You could get an impression that this camera is full of drawbacks. But this is not exactly the case, Yashica Electro 35 GL is a great camera. And the issue of slow shutter speed is not a common occurrence in normal situations when there is enough light. Now I would prefer to get something similar but with an option to set the exposure manually, like Canon Canonet G-III QL17 or Konica Auto S2. Yashica Electro 35 costs much cheaper, and it is without a doubt worth its money.
It has an excellent sharp and fast 40mm F1.7 lens with pleasant bokeh, which has an ideal angle of view for classic street photography. The lens is single coated and equipped with a 5-blade aperture typical for such cameras. The front element of the lens is recessed into the body preventing the lens flare in most cases.
Overall, Yashica Electro 35 is a handy and compact camera, unnoticeable to others. You can wear it on a lanyard on your wrist, and it easily fits in a pocket and can be hidden while being completely ready to be put into action. In this case, you’d better not turn it off as the exposure system drains the power only when the shutter release button is depressed.
Yashica Electro 35 GL resources
- Yashica Electro 35: The “Pad of Death”
- Yashica Electro 35 GL by Photo Thinking. I recommend reading this solid and helpful review
- Video on how to modify batteries for Yashica Electro 35
- Yashica Electro 35 GL page by Mike Butkus
Thanks for reading! I would be very grateful if you point out my possible mistakes, add extra information, or just share your experience. Scroll down to the Leave a reply section and share your thoughts about it. Your opinion is important for me. I enjoy answering your questions as the answers may often benefit many other readers and the process of answering allows me to better piece together my existing knowledge and find ideas to improve my articles.
Such lovely results from this camera. I wonder how many Electros go unused because of the odd batteries they require.
Thank you! Not only Electros 😉
It was my first camera. Unfortunately I lost it or threw it away, I don’t know anymore, probably when I bought my Pentax spotmatic in the early 1970s.
I also regret having separated myself from the majority of my film cameras in the early 2000s. For 10 years now I have started analog photography again and very much regret having sold my leicas, my bronica and my rolleiflex … sad…
Forget about it, a more photos ahead! Btw, you make a great pinhole image!

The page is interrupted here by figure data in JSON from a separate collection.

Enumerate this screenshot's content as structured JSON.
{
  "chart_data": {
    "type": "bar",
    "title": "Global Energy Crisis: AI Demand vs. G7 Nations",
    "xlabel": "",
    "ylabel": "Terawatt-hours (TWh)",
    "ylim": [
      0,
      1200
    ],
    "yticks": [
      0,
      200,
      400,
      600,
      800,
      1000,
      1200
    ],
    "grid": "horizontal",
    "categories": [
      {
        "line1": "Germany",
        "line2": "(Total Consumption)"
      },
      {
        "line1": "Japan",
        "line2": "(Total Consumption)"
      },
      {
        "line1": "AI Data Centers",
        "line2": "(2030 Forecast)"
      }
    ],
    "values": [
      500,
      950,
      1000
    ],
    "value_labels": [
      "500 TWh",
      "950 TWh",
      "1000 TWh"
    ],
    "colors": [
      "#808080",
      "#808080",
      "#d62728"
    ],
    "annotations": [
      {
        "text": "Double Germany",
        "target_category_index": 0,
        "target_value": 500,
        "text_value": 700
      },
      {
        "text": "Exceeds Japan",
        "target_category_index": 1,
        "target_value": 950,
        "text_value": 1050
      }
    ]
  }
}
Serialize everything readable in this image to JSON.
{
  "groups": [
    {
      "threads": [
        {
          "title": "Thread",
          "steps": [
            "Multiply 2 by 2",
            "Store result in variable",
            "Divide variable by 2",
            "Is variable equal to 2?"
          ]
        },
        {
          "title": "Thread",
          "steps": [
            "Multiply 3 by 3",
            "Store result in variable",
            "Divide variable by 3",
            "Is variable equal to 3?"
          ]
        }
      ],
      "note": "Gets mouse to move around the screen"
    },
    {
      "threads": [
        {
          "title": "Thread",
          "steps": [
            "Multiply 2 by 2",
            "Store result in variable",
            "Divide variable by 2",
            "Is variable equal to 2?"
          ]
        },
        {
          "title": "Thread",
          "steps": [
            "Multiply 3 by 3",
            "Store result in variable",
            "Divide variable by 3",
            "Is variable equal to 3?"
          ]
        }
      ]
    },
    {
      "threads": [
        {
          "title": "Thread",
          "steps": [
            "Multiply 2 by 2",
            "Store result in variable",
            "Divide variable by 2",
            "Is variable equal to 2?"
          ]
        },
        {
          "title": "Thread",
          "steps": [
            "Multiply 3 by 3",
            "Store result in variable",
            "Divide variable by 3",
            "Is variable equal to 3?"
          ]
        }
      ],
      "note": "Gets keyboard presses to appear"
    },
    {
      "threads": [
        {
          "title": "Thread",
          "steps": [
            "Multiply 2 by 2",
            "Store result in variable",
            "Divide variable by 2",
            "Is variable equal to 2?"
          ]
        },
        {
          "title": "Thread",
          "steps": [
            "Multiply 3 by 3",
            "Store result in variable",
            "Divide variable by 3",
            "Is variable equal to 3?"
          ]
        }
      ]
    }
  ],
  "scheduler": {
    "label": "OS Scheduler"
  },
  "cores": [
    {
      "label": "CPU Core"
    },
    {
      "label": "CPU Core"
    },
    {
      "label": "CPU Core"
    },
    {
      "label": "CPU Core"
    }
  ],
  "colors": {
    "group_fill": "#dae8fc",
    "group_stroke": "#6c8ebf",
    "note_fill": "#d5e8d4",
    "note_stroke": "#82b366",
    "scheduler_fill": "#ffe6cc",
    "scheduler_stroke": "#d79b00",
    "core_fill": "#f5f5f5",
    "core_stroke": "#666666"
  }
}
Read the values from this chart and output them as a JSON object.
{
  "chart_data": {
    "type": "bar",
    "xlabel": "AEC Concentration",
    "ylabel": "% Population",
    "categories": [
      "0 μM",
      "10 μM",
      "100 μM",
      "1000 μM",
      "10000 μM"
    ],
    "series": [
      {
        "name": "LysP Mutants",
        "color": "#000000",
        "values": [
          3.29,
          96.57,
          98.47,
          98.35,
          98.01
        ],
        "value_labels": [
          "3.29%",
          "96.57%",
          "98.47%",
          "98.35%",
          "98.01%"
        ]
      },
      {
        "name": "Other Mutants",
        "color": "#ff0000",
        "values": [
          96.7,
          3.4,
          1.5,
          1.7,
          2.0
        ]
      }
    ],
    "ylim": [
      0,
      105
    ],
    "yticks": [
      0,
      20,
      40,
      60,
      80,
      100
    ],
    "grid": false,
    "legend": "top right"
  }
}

Thank you, just bought one today, and I will keep referencing back to your blog to ensure I get things correctly.
Thanks for reading the article! You have made a great choice 😉
Excellent post about one of Yashica’s most popular cameras in their rangefinder series. I’ve never had much luck with these types of cameras – I personally prefer the Yashica TL Electro X as my go-to camera. Of course, the TL Electro X is far from being a good street camera unless you’re sitting on a bench with the camera prefocused and the aperture and shutter preset. I had great success while shooting in Japan in and around busy train stations.
I enjoy your blog and photography very much. Keep up the good work. – Chris
Thank you, Chris, for the feedback. I’ve not had too much luck with it also — the rangefinder focusing is still a challenge for me. My eyesight has deteriorated lately and I’m switched back to Pentax MZ-6 autofocus camera.
Amazing article 🙂 It helped me a lot and I enjoyed reading it.
I have a Yashica Electro 35 myself, but I believe the battery door is broken. The metal part of it has been ripped off and there is only the black plastic part left.
Do you think I can repair it (because I cannot find a replacement battery door)? If I remove the plastic part completely and put aluminum foil, will it work?
Thanks in advance!
Thank you so much for reading the article! I guess you could try filling the space remaining from the lost door with aluminum foil and fixing it with gluing tape. Why not try this?